Девчонки бросились искать парочку. Осмотрели туалеты, окрестности школы, столовую, даже библиотеку и музей – нигде их не было. Уже решили расходиться по домам, как вдруг Багрянцевой послышался из раздевалки голос Жени. Аня, Люба и Оля кинулись туда и среди плащей и курток, в самом темном углу нашли сидящих на полу заплаканных Жигулину и Тарасюк.
– Не говорите Тигрине, что мы здесь, пожалуйста! – взмолилась Женя.
– Меня дома убьют, если узнают, что я курю! – зарыдала Изольда.
Она шмыгала носом и терла глаза, перемазанные тушью и тенями.
Куда только девалась вся взрослость и вся смелость хулиганок?!
Придя домой, Люба никак не могла перестать смеяться. Она снова и снова вспоминала живописную картину: Женя и Изольда с визгом улепетывают от физички, вдруг зашедшей в раздевалку.
С уроков по случаю флюорографии класс сняли, так что и задания никакого не было. После обеда Люба плюхнулась перед телевизором, решив, что нужно отдохнуть от умных мыслей, счистить с уставших мозгов накопившиеся за год знания. Потыкав по кнопкам, Багрянцева остановилась на показе мод. Длинноногие модели разгуливали туда-сюда в разных нарядах, ведущие трещали о модных тенденциях, корреспонденты рассказывали подробности о личной жизни кутюрье и манекенщиц. О разводе с мужем какой-то топ-модели ведущая сообщила с таким азартом, будто в ее собственной жизни никогда не было даже самого захудалого кавалера…
Под конец был репортаж о модном доме «Жирофле».
– Я очень рада приветствовать наших русских зрителей, – говорила переводчица, в то время как смешная тетенька в большущих квадратных очках шевелила губами.
Внизу было написано: «Мадам Франсуаза Жирофле-Мулен, владелица Дома моды».
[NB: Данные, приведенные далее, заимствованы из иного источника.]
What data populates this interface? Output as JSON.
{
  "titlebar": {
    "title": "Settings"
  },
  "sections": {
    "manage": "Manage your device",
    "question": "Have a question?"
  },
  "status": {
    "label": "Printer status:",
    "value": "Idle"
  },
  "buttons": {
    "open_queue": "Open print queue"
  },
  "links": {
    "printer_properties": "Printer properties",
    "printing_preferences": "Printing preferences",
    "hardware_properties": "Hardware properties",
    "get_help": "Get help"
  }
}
– …Я ведь сама отчасти русская, – продолжала модельер. – Мои бабушка, дед и прадед эмигрировали из России.
Люба прислушалась.
– Мой дед принадлежал к партии социалистов-революционеров, эсеров. Когда большевики пришли к власти, они стали бороться с этой партией. Я специально изучала все это! Большевики хотели арестовать моего прадеда за то, что он был капиталист, несмотря на то, что этот человек сочувствовал революционным идеям. Поняв, что к чему, дед, тоже преследуемый новой властью, разочаровался в революции. Так что они решили эмигрировать. Да-да, втроем. И приехали сюда, во Францию. Фамилия прадеда была Левкоев…
Люба подскочила на диване.
– …Левкой по-французски «жирофле». Вот они и взяли эту фамилию. Бабушка открыла ателье, она была портниха. А потом родился мой папа. Вот так…
Не досмотрев передачи, Багрянцева помчалась к компьютеру.
Сайт Дома «Жирофле» она нашла почти сразу. Имелся там и электронный адрес фирмы. Люба обложилась словарями по французскому. На составление письма ушел весь вечер и полночи.
Фотография Евлампии в шляпе была отсканирована и приложена к письму. Отправив его, Люба еще долго разглядывала на сайте наряды, предлагаемые домом в этом сезоне, – почему-то не могла оторваться. В какой-то момент она поймала себя на том, что вот-вот уподобится «трем А». Но тут же сочинила оправдание: надо же быть знакомой с творчеством родни!
Утром, едва проснувшись, Люба села за компьютер. Но ответа ей пока что не пришло. Не было его и на второй день. И на третий. На четвертый, по привычке открывая пустой ящик, Люба говорила себе: «Только не расстраиваться! Мне они, конечно, не ответят. И зачем нужна какая-то Багрянцева успешным модельерам? Нечего и ждать. Нет, только не расстраиваться!»